In the second and third chapters, the candidate demonstrated how the phenomenology of the clinical encounter is “the mega and melting point of all medical activities and the final pathway through which all medical knowledge, public medical policies, and scientific researches ultimately come to affect the lives of the sick persons who seek healing from persons who profess to heal” as well as the theory of virtue with all it’s corresponding roles in medical practice.

The last two chapters were the application of certain philosophical and religious virtues in medical practice and the findings of the study which aspires “to situate the relevance of this research in the context of contemporary medical practice.”

Research findings
The scholar found that “Faith and reason are inseparable and they are indispensable for the holistic healing of the human person since integral healing involves both body and spirit.”
The study maintained that “Faith and reason are inseparable and indispensable for the holistic healing of the human person since integral healing involves both body and spirit.”
The research also discovered that “The good and the dignity of the human person is the highest good of medical activity and it should be the moral norm of medical ethics.”
The study which was supervised by Reverend Dr. Alfred Marek Wierzbicki and reviewed by Prof. Tadeusz Biesaga, Dr. Jarosław Sak and Andrej Kobyliński also found that, “philosophy is at the heart of medical practice and it is indispensable for a profound vision of the essence of medicine.

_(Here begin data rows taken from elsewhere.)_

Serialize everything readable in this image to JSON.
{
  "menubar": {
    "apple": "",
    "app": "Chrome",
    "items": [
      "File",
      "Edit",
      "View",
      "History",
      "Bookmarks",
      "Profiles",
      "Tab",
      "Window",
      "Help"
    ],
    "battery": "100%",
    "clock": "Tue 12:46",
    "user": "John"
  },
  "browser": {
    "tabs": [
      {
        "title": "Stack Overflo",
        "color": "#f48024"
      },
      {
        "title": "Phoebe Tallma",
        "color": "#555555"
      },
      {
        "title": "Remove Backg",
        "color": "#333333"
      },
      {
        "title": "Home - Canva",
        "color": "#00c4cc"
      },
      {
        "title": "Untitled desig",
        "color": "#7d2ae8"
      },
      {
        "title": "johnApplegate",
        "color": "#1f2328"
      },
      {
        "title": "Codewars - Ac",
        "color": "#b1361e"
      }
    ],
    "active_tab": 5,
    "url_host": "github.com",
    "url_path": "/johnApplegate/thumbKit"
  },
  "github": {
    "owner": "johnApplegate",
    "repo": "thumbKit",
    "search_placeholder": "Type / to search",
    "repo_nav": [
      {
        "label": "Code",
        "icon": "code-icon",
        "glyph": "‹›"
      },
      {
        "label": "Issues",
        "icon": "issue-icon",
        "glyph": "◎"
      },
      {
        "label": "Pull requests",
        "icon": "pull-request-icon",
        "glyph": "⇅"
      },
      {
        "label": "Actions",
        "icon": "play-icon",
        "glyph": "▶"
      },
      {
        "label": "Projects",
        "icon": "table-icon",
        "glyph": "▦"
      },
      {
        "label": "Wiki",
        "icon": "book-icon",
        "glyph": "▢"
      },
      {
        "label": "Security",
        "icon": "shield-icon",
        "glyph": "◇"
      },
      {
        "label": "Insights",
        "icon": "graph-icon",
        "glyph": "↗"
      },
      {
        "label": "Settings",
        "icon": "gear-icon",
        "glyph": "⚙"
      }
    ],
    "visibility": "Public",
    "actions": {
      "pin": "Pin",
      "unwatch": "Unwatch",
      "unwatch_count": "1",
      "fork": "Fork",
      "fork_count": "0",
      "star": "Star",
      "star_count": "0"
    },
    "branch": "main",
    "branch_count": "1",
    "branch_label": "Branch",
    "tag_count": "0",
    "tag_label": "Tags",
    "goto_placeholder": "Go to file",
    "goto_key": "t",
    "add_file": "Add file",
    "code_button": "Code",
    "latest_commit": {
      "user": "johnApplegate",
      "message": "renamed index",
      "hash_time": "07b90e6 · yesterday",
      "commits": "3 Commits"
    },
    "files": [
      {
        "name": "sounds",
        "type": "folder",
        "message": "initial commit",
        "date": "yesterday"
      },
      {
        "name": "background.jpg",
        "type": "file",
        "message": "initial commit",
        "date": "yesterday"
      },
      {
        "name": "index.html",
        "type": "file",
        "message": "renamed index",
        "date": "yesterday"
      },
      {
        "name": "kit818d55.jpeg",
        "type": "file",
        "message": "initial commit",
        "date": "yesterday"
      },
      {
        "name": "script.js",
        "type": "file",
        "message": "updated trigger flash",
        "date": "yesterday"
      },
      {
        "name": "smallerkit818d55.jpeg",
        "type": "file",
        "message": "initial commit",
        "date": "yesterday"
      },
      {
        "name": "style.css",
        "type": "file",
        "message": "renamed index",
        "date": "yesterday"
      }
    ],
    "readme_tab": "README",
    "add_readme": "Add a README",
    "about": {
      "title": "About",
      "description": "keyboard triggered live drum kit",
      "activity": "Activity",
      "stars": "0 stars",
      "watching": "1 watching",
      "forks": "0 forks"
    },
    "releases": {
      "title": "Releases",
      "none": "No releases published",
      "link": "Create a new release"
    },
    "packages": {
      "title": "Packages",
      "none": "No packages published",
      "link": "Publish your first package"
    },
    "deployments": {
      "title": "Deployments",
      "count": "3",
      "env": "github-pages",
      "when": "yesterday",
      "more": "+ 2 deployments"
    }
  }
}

It disclosed that “the well-being of the human person belongs to the crucial end of medicine and it determines the essence of medicine” just as it pointed out that “health, which is an essential manifestation of the good of the human person, is not and can never be a commercial commodity.”
In part, one of the findings argued that “the good and the dignity of the human is the moral principle of medical ethics” emphasizing that “the clinical encounter gives physicians a sense of their professional identity and sets them apart by publicly declaring them as devoted to the healing of the sick.”

It maintained that “Virtues are indispensable and inevitable in medical practice and they are tenably necessary for solving the problems of modern medicine.”
Recommendations and conclusion
The priest of Kaduna Archdiocese explained that “Pellegrino’s integral anthropology provides a solid foundation for further debates on the nature and the essence of medicine.

“The personalistic nature of Pellegrino’s medical ethics conforms to the ethical personalism of the Lublin School of Ethics. The principal representative, and the founder of Lublin’s ethical personalism, Karol Wojtyla, held so tenaciously that the dignity of the human person is the fundamental principle of ethics.”

The Formator at Good Shepherd Seminary Kaduna, North-West Nigeria insisted that the relevance of his project was not in doubt as “the work offers different levels, both theoretical and practical purposes for health professionals in various capacities since they cannot practice medicine effectively without falling back to philosophy as a crucial subject.”

He surmised that “The study is essential for both bioethicists, philosophers, and public health policy-making organizations and agencies in their respective domains.
He siezed the opportunity to thank his home-bishop, Most Reverend Matthew Ndangoso, his supervisor, reviewers of the work, fellow students as well as family and friends ho supported him throughout the studies.

Present at the defense where Father Ayibo was pronounced a Doctor of Philosophy were members of faculty, some students of the institution as well as over 10 participants from the United States of America and Nigeria who hooked up with the event on zoom.